When she told us the story, we were all shocked that among us had lived traitors disguised as hairdressers and who knows what else? How many traitors had been living among us before the war and had contributed to the fall of the Dutch East Indies? This discovery made her and all of us, young people, realize that our trust in humanity had been destroyed.

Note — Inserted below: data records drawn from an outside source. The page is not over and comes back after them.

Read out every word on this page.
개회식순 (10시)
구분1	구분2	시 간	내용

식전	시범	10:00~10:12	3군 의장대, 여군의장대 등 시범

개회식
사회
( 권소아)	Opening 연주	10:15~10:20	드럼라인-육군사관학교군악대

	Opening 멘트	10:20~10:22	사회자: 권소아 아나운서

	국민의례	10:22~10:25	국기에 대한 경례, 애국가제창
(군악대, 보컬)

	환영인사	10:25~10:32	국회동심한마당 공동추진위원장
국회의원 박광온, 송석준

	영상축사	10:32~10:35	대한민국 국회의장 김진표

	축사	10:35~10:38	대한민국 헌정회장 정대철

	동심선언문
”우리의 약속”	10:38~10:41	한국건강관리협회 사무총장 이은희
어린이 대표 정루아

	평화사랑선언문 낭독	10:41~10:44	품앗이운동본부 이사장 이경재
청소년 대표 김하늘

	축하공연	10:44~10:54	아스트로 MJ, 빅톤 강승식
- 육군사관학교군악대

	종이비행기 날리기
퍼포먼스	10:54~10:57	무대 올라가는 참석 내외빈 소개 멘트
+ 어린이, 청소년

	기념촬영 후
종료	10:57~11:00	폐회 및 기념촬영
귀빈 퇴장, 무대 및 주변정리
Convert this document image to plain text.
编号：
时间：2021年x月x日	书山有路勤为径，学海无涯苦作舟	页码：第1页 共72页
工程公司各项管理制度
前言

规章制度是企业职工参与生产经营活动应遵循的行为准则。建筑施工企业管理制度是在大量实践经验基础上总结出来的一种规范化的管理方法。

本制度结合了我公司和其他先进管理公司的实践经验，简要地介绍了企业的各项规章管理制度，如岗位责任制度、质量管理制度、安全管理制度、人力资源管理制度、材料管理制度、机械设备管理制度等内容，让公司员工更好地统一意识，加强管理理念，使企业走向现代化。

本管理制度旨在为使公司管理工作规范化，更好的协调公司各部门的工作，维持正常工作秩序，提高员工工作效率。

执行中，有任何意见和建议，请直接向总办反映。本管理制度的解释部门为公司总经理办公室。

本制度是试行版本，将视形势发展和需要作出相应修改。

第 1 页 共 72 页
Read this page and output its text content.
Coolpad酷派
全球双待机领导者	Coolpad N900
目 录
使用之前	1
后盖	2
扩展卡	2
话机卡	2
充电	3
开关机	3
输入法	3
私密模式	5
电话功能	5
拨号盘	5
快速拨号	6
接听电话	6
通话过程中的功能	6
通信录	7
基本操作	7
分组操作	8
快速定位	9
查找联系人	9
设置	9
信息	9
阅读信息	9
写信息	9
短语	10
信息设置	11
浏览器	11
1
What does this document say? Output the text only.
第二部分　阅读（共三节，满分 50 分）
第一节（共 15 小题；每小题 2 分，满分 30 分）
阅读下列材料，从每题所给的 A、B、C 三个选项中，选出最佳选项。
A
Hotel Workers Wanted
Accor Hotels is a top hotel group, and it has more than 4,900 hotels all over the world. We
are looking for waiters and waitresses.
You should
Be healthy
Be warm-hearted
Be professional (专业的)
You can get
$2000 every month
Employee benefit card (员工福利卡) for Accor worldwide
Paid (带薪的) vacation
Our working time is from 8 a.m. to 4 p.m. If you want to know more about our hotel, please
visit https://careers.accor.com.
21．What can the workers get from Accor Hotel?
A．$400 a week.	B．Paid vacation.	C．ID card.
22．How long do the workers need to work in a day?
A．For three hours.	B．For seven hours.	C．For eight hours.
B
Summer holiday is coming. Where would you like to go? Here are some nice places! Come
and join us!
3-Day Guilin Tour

That conclusion was confirmed in the following years spent in several more prison camps. And when the liberation came at the end of August 1945, we were not out of the woods yet, because then we were attacked by nationalist extremists. But that is another story.

About the Author



Dieuwke Talsma Wendelaar Bonga was born in West Dongeradeel, the Netherlands, but lived in Surakarta on Central Java in Indonesia when the war broke out. Dieuwke, her mother and six siblings went from camp to camp (Public School, High School, Dibbits, Kledjo (all in Solo), Sumowono, Ambarawa 2, Muntilan, and Banju Biru camp). After being reunited in Singapore, the family returned to the Netherlands in 1946. Dieuwke married Simen Wendelaar Bonga in Dokkum and they came to Canada in 1952, where they lived in Pakenham and later in Ottawa, Ontario. Simen passed away in 1968 and from then on Dieuwke raised their three daughters alone. She wrote a book about her war experiences and in 1996 Eight Prison Camps was published; she also translated her mother's camp diary into English.